La première ministre de l'Alberta, Rachel Notley, a expliqué que son gouvernement, pris entre le marteau et l'enclume, avait dû se résoudre à emprunter, pendant quelques années, pour payer les factures courantes - ce que la province n'avait pas fait depuis 20 ans.

La chef néo-démocrate soutient qu'autrement, son gouvernement aurait dû réduire les services publics de façon draconienne et douloureuse pour la population. La province traverse une période très difficile, a admis Mme Notley, et les remèdes extrêmes ne constituent pas le meilleur antidote.

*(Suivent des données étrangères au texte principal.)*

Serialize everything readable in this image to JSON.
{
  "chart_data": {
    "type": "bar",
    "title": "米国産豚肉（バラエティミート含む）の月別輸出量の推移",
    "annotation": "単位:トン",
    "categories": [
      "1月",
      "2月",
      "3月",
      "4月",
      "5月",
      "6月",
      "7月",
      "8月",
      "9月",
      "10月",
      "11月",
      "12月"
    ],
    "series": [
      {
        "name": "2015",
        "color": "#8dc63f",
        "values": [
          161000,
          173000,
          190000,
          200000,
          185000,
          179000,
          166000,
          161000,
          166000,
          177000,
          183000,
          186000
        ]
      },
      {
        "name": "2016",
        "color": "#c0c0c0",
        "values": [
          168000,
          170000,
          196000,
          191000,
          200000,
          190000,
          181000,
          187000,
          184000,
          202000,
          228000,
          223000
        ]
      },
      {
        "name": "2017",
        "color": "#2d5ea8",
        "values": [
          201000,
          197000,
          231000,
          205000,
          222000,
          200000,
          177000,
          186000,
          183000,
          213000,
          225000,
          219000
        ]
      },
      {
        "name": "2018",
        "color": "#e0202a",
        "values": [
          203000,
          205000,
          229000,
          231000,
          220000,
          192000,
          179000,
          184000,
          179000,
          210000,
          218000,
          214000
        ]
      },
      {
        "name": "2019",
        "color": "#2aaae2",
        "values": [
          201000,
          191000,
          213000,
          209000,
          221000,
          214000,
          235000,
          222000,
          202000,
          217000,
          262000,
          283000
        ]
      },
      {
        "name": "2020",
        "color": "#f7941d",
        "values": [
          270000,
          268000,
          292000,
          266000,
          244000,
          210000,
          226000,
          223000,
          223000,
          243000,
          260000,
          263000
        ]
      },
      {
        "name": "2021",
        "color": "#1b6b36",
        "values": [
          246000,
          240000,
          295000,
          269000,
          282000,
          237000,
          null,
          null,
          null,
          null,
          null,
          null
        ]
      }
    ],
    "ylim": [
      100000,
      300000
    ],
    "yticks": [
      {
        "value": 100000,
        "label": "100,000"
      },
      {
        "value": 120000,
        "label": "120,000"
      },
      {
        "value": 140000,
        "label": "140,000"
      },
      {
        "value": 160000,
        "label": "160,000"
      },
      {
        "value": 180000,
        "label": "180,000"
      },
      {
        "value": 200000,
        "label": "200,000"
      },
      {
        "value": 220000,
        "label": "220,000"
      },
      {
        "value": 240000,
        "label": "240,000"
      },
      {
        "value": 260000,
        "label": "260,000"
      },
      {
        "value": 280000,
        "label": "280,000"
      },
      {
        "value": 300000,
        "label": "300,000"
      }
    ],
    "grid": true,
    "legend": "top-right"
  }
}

Les gouvernements progressistes-conservateurs précédents ont pigé au cours des dernières années dans le très garni fonds d'urgence de la province, pour effacer les déficits et éviter le marché de l'emprunt. À compter de l'an prochain, pour boucler ses fins de mois, le gouvernement se servira de l'emprunt et du fonds d'urgence, qui devrait être complètement épuisé d'ici le début de 2017. La dette totale devrait quand même atteindre plus de 47 milliards $ d'ici 2020.